Genome-wide profiling of a prognostic RNA-binding protein signature in esophageal cancer.

Abstract

Background: RNA-binding proteins (RBPs) are known to be involved in the initiation and development of malignant tumors, but the roles of RBPs in esophageal cancer (EC) remain unclear. This study aims to establish a prognostic signature based on RBPs through genome-wide analysis to predict the prognosis of EC patients and provide new insights into chemoresistance.

Methods: The gene expression profiles and clinical data of patients with EC were downloaded from the Xena database. Candidate genes were obtained by taking the intersection of RBP genes, Kyoto Encyclopedia of Genes and Genomes pathway-related genes, and differentially expressed RBP genes from cluster analysis. Hub genes were extracted via protein-protein interaction network construction. A Cox proportional hazards regression model with seven prognostic RBPs (TRMT2A, PDHA1, MPRIP, KRI1, IL17A, HSPA1A, and HIST1H4J) was built. The risk score of each patient in internal and external dataset cohorts was calculated, and then the patients were divided into two groups based on the median value.

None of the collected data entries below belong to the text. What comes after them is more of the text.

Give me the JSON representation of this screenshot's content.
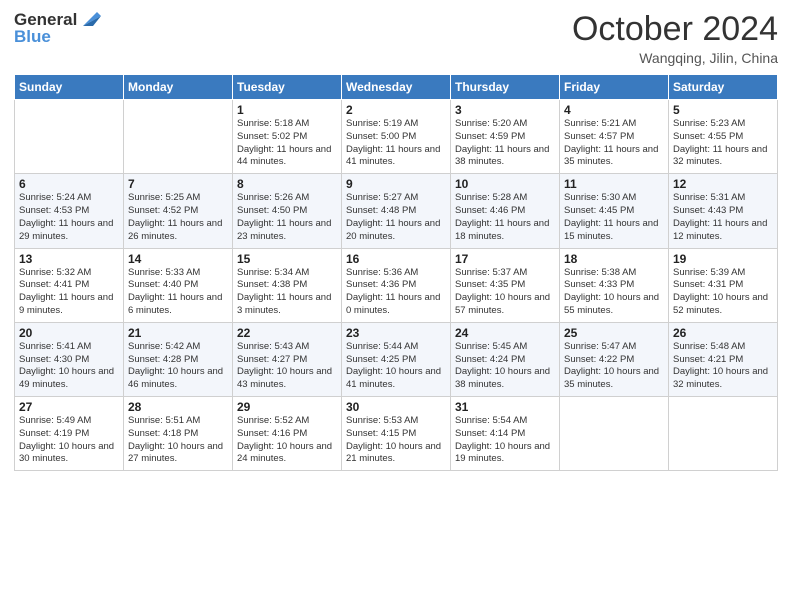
{
  "header": {
    "logo_line1": "General",
    "logo_line2": "Blue",
    "month": "October 2024",
    "location": "Wangqing, Jilin, China"
  },
  "days_of_week": [
    "Sunday",
    "Monday",
    "Tuesday",
    "Wednesday",
    "Thursday",
    "Friday",
    "Saturday"
  ],
  "weeks": [
    [
      {
        "day": "",
        "sunrise": "",
        "sunset": "",
        "daylight": ""
      },
      {
        "day": "",
        "sunrise": "",
        "sunset": "",
        "daylight": ""
      },
      {
        "day": "1",
        "sunrise": "Sunrise: 5:18 AM",
        "sunset": "Sunset: 5:02 PM",
        "daylight": "Daylight: 11 hours and 44 minutes."
      },
      {
        "day": "2",
        "sunrise": "Sunrise: 5:19 AM",
        "sunset": "Sunset: 5:00 PM",
        "daylight": "Daylight: 11 hours and 41 minutes."
      },
      {
        "day": "3",
        "sunrise": "Sunrise: 5:20 AM",
        "sunset": "Sunset: 4:59 PM",
        "daylight": "Daylight: 11 hours and 38 minutes."
      },
      {
        "day": "4",
        "sunrise": "Sunrise: 5:21 AM",
        "sunset": "Sunset: 4:57 PM",
        "daylight": "Daylight: 11 hours and 35 minutes."
      },
      {
        "day": "5",
        "sunrise": "Sunrise: 5:23 AM",
        "sunset": "Sunset: 4:55 PM",
        "daylight": "Daylight: 11 hours and 32 minutes."
      }
    ],
    [
      {
        "day": "6",
        "sunrise": "Sunrise: 5:24 AM",
        "sunset": "Sunset: 4:53 PM",
        "daylight": "Daylight: 11 hours and 29 minutes."
      },
      {
        "day": "7",
        "sunrise": "Sunrise: 5:25 AM",
        "sunset": "Sunset: 4:52 PM",
        "daylight": "Daylight: 11 hours and 26 minutes."
      },
      {
        "day": "8",
        "sunrise": "Sunrise: 5:26 AM",
        "sunset": "Sunset: 4:50 PM",
        "daylight": "Daylight: 11 hours and 23 minutes."
      },
      {
        "day": "9",
        "sunrise": "Sunrise: 5:27 AM",
        "sunset": "Sunset: 4:48 PM",
        "daylight": "Daylight: 11 hours and 20 minutes."
      },
      {
        "day": "10",
        "sunrise": "Sunrise: 5:28 AM",
        "sunset": "Sunset: 4:46 PM",
        "daylight": "Daylight: 11 hours and 18 minutes."
      },
      {
        "day": "11",
        "sunrise": "Sunrise: 5:30 AM",
        "sunset": "Sunset: 4:45 PM",
        "daylight": "Daylight: 11 hours and 15 minutes."
      },
      {
        "day": "12",
        "sunrise": "Sunrise: 5:31 AM",
        "sunset": "Sunset: 4:43 PM",
        "daylight": "Daylight: 11 hours and 12 minutes."
      }
    ],
    [
      {
        "day": "13",
        "sunrise": "Sunrise: 5:32 AM",
        "sunset": "Sunset: 4:41 PM",
        "daylight": "Daylight: 11 hours and 9 minutes."
      },
      {
        "day": "14",
        "sunrise": "Sunrise: 5:33 AM",
        "sunset": "Sunset: 4:40 PM",
        "daylight": "Daylight: 11 hours and 6 minutes."
      },
      {
        "day": "15",
        "sunrise": "Sunrise: 5:34 AM",
        "sunset": "Sunset: 4:38 PM",
        "daylight": "Daylight: 11 hours and 3 minutes."
      },
      {
        "day": "16",
        "sunrise": "Sunrise: 5:36 AM",
        "sunset": "Sunset: 4:36 PM",
        "daylight": "Daylight: 11 hours and 0 minutes."
      },
      {
        "day": "17",
        "sunrise": "Sunrise: 5:37 AM",
        "sunset": "Sunset: 4:35 PM",
        "daylight": "Daylight: 10 hours and 57 minutes."
      },
      {
        "day": "18",
        "sunrise": "Sunrise: 5:38 AM",
        "sunset": "Sunset: 4:33 PM",
        "daylight": "Daylight: 10 hours and 55 minutes."
      },
      {
        "day": "19",
        "sunrise": "Sunrise: 5:39 AM",
        "sunset": "Sunset: 4:31 PM",
        "daylight": "Daylight: 10 hours and 52 minutes."
      }
    ],
    [
      {
        "day": "20",
        "sunrise": "Sunrise: 5:41 AM",
        "sunset": "Sunset: 4:30 PM",
        "daylight": "Daylight: 10 hours and 49 minutes."
      },
      {
        "day": "21",
        "sunrise": "Sunrise: 5:42 AM",
        "sunset": "Sunset: 4:28 PM",
        "daylight": "Daylight: 10 hours and 46 minutes."
      },
      {
        "day": "22",
        "sunrise": "Sunrise: 5:43 AM",
        "sunset": "Sunset: 4:27 PM",
        "daylight": "Daylight: 10 hours and 43 minutes."
      },
      {
        "day": "23",
        "sunrise": "Sunrise: 5:44 AM",
        "sunset": "Sunset: 4:25 PM",
        "daylight": "Daylight: 10 hours and 41 minutes."
      },
      {
        "day": "24",
        "sunrise": "Sunrise: 5:45 AM",
        "sunset": "Sunset: 4:24 PM",
        "daylight": "Daylight: 10 hours and 38 minutes."
      },
      {
        "day": "25",
        "sunrise": "Sunrise: 5:47 AM",
        "sunset": "Sunset: 4:22 PM",
        "daylight": "Daylight: 10 hours and 35 minutes."
      },
      {
        "day": "26",
        "sunrise": "Sunrise: 5:48 AM",
        "sunset": "Sunset: 4:21 PM",
        "daylight": "Daylight: 10 hours and 32 minutes."
      }
    ],
    [
      {
        "day": "27",
        "sunrise": "Sunrise: 5:49 AM",
        "sunset": "Sunset: 4:19 PM",
        "daylight": "Daylight: 10 hours and 30 minutes."
      },
      {
        "day": "28",
        "sunrise": "Sunrise: 5:51 AM",
        "sunset": "Sunset: 4:18 PM",
        "daylight": "Daylight: 10 hours and 27 minutes."
      },
      {
        "day": "29",
        "sunrise": "Sunrise: 5:52 AM",
        "sunset": "Sunset: 4:16 PM",
        "daylight": "Daylight: 10 hours and 24 minutes."
      },
      {
        "day": "30",
        "sunrise": "Sunrise: 5:53 AM",
        "sunset": "Sunset: 4:15 PM",
        "daylight": "Daylight: 10 hours and 21 minutes."
      },
      {
        "day": "31",
        "sunrise": "Sunrise: 5:54 AM",
        "sunset": "Sunset: 4:14 PM",
        "daylight": "Daylight: 10 hours and 19 minutes."
      },
      {
        "day": "",
        "sunrise": "",
        "sunset": "",
        "daylight": ""
      },
      {
        "day": "",
        "sunrise": "",
        "sunset": "",
        "daylight": ""
      }
    ]
  ]
}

Results: There were significant differences in survival curves between the two risk groups in the internal and external dataset cohorts (P<0.05). In terms of chemotherapy, there was a significant association between RBP risk score and response to chemotherapy, with low-risk patients being more likely to achieve complete response. Finally, univariate and multivariate analyses indicated that the risk score was significantly correlated with overall survival (P<0.05), and pathological stage could also be used independently to predict the prognosis of EC.

Conclusions: Our study indicated that the RBP signature could serve as a prognostic biomarker of EC and provided new insights into the chemoresistance of this disease.